Now, Burke will enter restricted free agency and likely won’t return. Immediately following the Game 7 loss on Monday night, he reflected on his year with the Wizards and sounded like a man ready for a change.
“I’m disappointed. I stopped playing. I felt like I could have helped this team out,” Burke said. “I’m sure a lot of people always say that and I’m sure everybody else believes that too. It’s not just me or my opinion. I’m disappointed in it, but it’s fuel to the fire this offseason. I’m looking forward to getting better and coming back stronger.
“I don’t plan on my role being the same next year,” Burke continued. “My agency is working very hard for me right now. I know what type of player I can be and I know what type of player I want to be. That’s not my plan. This summer, it’ll be great. I’m looking forward to the summer.”

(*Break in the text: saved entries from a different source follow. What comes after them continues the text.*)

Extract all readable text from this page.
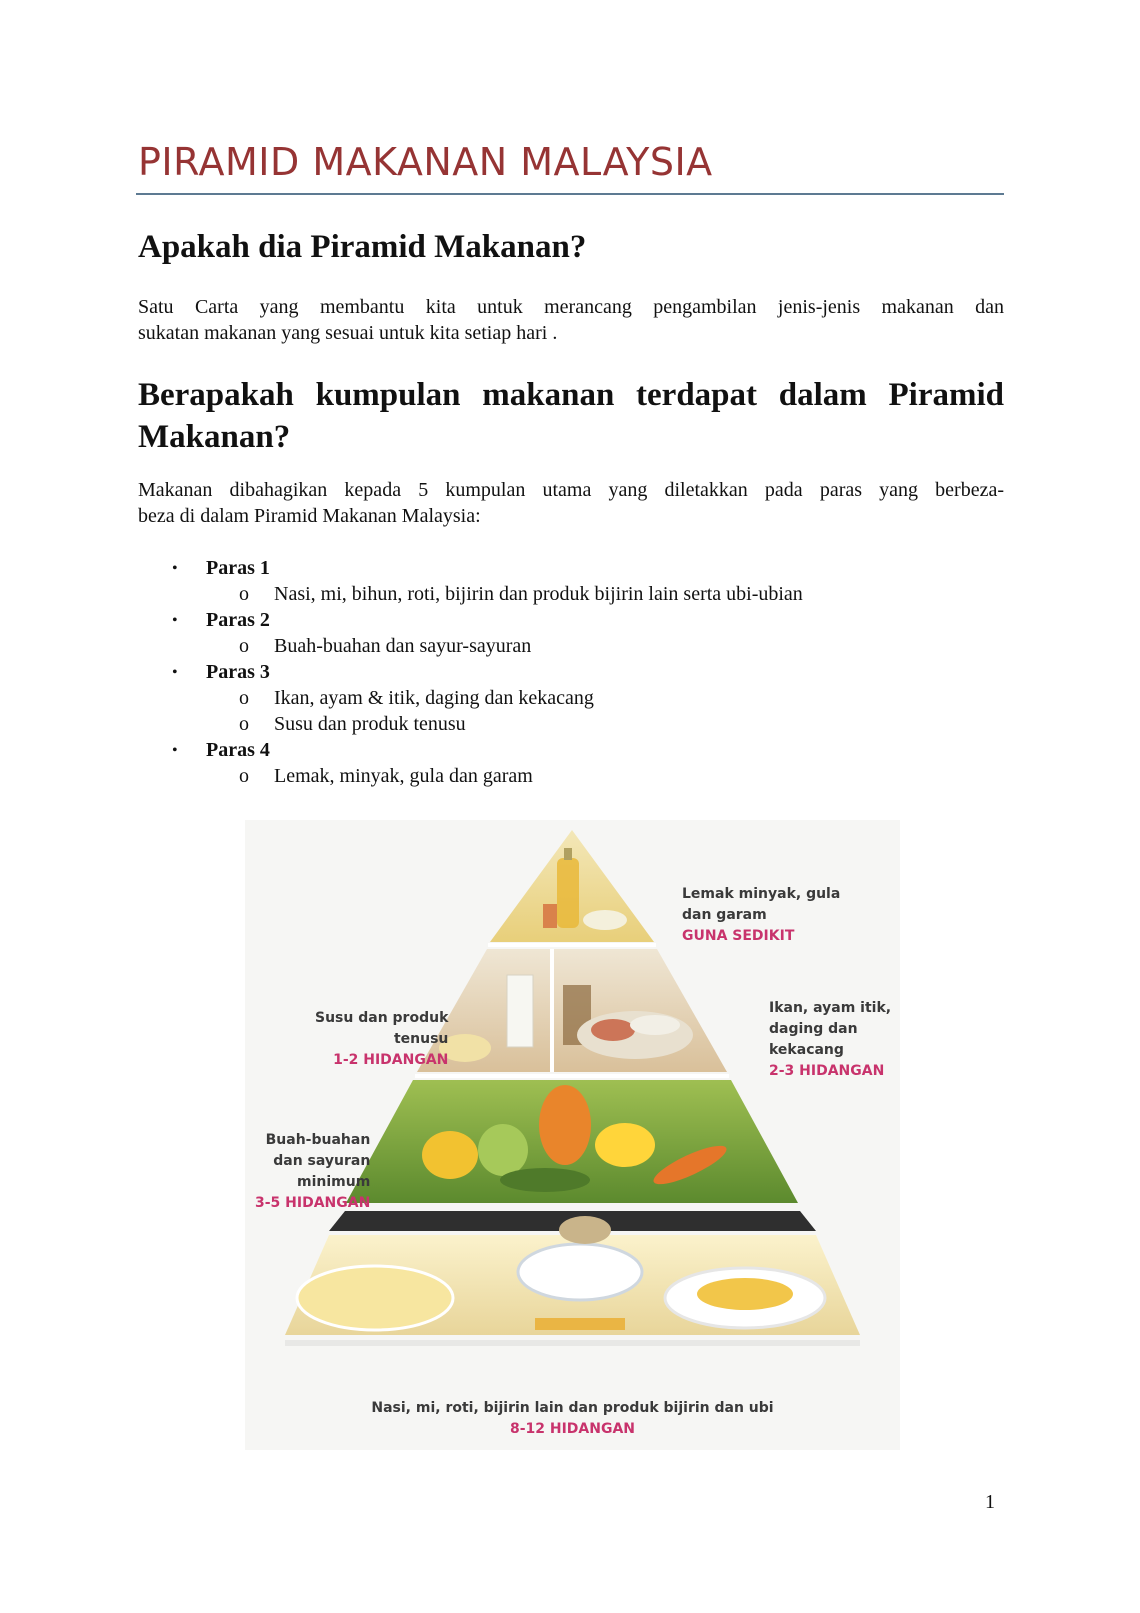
PIRAMID MAKANAN MALAYSIA
Apakah dia Piramid Makanan?
Satu Carta yang membantu kita untuk merancang pengambilan jenis-jenis makanan dan
sukatan makanan yang sesuai untuk kita setiap hari .
Berapakah kumpulan makanan terdapat dalam Piramid
Makanan?
Makanan dibahagikan kepada 5 kumpulan utama yang diletakkan pada paras yang berbeza-
beza di dalam Piramid Makanan Malaysia:
• Paras 1
o Nasi, mi, bihun, roti, bijirin dan produk bijirin lain serta ubi-ubian
• Paras 2
o Buah-buahan dan sayur-sayuran
• Paras 3
o Ikan, ayam & itik, daging dan kekacang
o Susu dan produk tenusu
• Paras 4
o Lemak, minyak, gula dan garam
Lemak minyak, gula
dan garam
GUNA SEDIKIT
Susu dan produk
tenusu
1-2 HIDANGAN
Ikan, ayam itik,
daging dan
kekacang
2-3 HIDANGAN
Buah-buahan
dan sayuran
minimum
3-5 HIDANGAN
Nasi, mi, roti, bijirin lain dan produk bijirin dan ubi
8-12 HIDANGAN
1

Jennings, who will be an unrestricted free agent, never truly looked comfortable on the court during his short stint with the Wizards. Coach Scott Brooks had to egg him on to be more aggressive on offense, and Jennings often was a liability with his perimeter defense. By the postseason, Jennings posted averages of 2.8 points (on 38.9 percent shooting) and 1.8 assists and described his performance in the Celtics’ series as “terrible.”
Bogdanovic’s restricted free agency
The Wizards brought in Bogdanovic before the trade deadline through a deal with the Brooklyn Nets, and he emerged as the top bench performer and sixth man through the semifinals. However, even Bogdanovic did not receive extended time on the court. As Brooks shortened the rotation, Bogdanovic played approximately 86 fewer minutes than the fifth starter, Marcin Gortat.

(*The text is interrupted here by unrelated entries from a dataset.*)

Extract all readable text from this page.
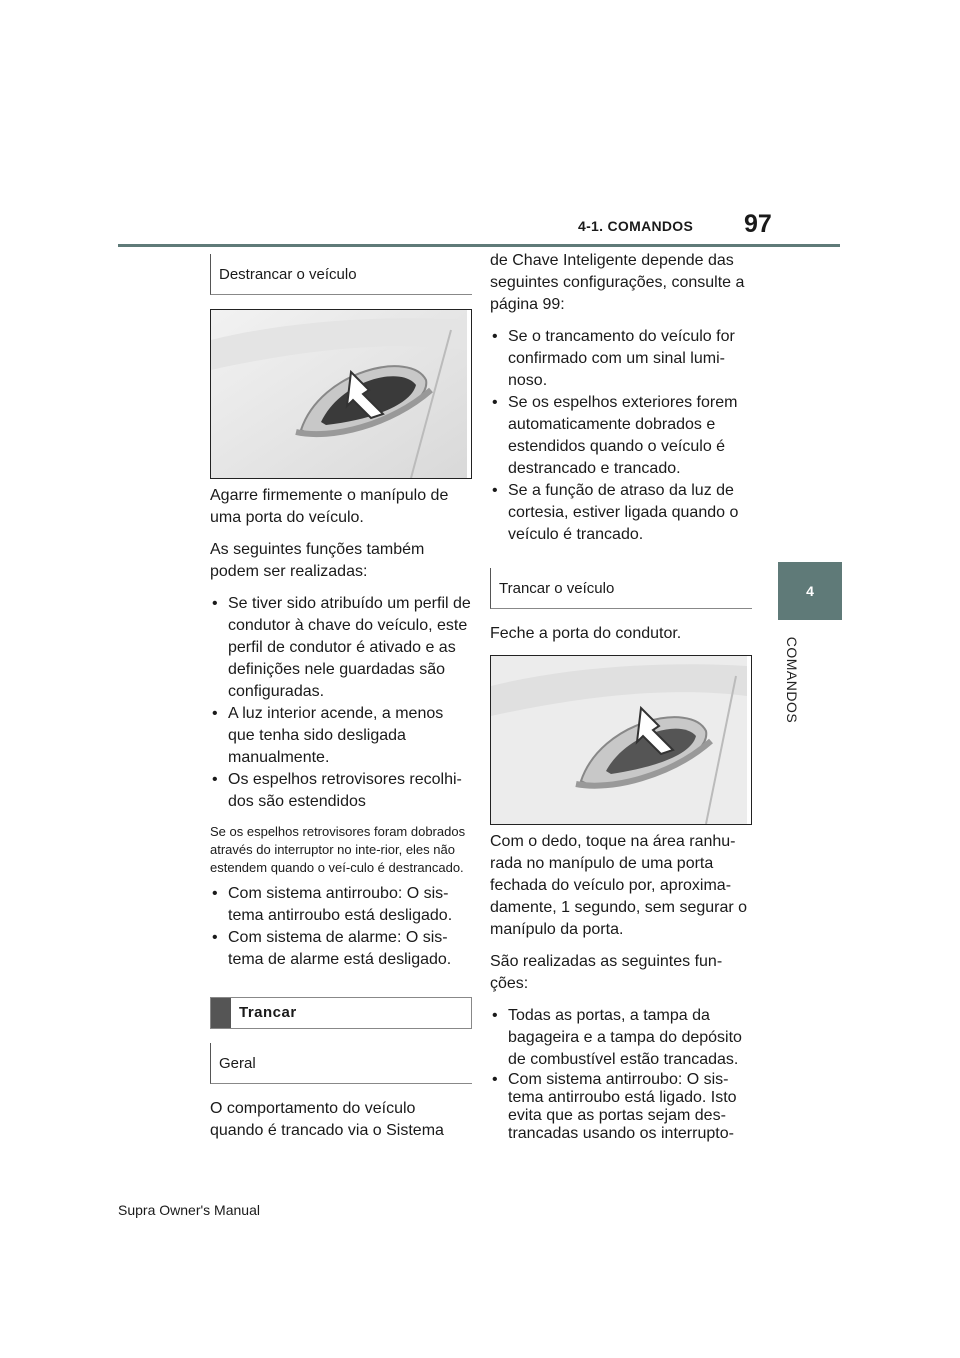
4-1. COMANDOS 97
4
COMANDOS
Destrancar o veículo

Agarre firmemente o manípulo de uma porta do veículo.

As seguintes funções também podem ser realizadas:

• Se tiver sido atribuído um perfil de condutor à chave do veículo, este perfil de condutor é ativado e as definições nele guardadas são configuradas.
• A luz interior acende, a menos que tenha sido desligada manualmente.
• Os espelhos retrovisores recolhi-dos são estendidos

Se os espelhos retrovisores foram dobrados através do interruptor no inte-rior, eles não estendem quando o veí-culo é destrancado.

• Com sistema antirroubo: O sis-tema antirroubo está desligado.
• Com sistema de alarme: O sis-tema de alarme está desligado.
Trancar
Geral

O comportamento do veículo quando é trancado via o Sistema

de Chave Inteligente depende das seguintes configurações, consulte a página 99:

• Se o trancamento do veículo for confirmado com um sinal lumi-noso.
• Se os espelhos exteriores forem automaticamente dobrados e estendidos quando o veículo é destrancado e trancado.
• Se a função de atraso da luz de cortesia, estiver ligada quando o veículo é trancado.
Trancar o veículo

Feche a porta do condutor.

Com o dedo, toque na área ranhu-rada no manípulo de uma porta fechada do veículo por, aproxima-damente, 1 segundo, sem segurar o manípulo da porta.

São realizadas as seguintes fun-ções:

• Todas as portas, a tampa da bagageira e a tampa do depósito de combustível estão trancadas.
• Com sistema antirroubo: O sis-tema antirroubo está ligado. Isto evita que as portas sejam des-trancadas usando os interrupto-
Supra Owner's Manual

Despite the limited minutes, Bogdanovic’s shot stayed true, posting a .391 three-point percentage against Boston. But since the second unit lacked spacing, with Jennings not being an offensive threat, Bogdanovic seemed to be most effective while playing alongside starters.
“It’s a big change for me,” Bogdanovic said following Game 7. “I was really happy to be here to have this experience to play at this big level. It’s tough to talk right now after this tough loss but like I said I had a great opportunity and I think I did a pretty good job.”
Like Porter and Burke, Bogdanovic will be a restricted free agent, but the Wizards have limited cap space and may not prioritize keeping him if he can command a big payday elsewhere.
“I didn’t even think about it because I said to myself the last game, I don’t want to think about money, about teams, about free agency,” Bogdanovic said. “So right now I will start to think maybe about that.”
Develop young players for future rotation roles
Washington will need veteran players to improve its bench, but the team already has intriguing prospects who are familiar with the system.
Two guard Sheldon Mac and big men Daniel Ochefu and Chris McCullough will remain in Washington in preparation for the Las Vegas summer league tournament as well as the Tim Grgurich camp.
Of the three, Mac has a leg up in potentially cracking the rotation, but will have to work for landing another guaranteed contract for the 2017-18 season. Although Mac has to repeat the same process from last summer when he tried to make the team, he should have a better understanding now on what it takes to be a professional.
In his rookie season, Mac, who changed his name from McClellan after the all-star break, ascended from undrafted status to filling in for an injured Beal in the starting lineup for three games. Mac has shown to be a talent, and he possesses an NBA-ready offensive game, but has to learn that he must show up every day ready to play and practice.
The same can be said for McCullough, the 6-9 forward who came over with Bogdanovic in the Brooklyn deal.
McCullough needs to work on his consistency. As a big man who can shoot from the three and still flash athleticism within the arc, McCullough still did not crack the 20-point threshold throughout his March Development League assignment with the Northern Arizona Suns. Even so, the Wizards are high on McCullough and plan on developing him as if he is the team’s 2017 first-round draft pick; the 22nd overall pick was traded to Brooklyn.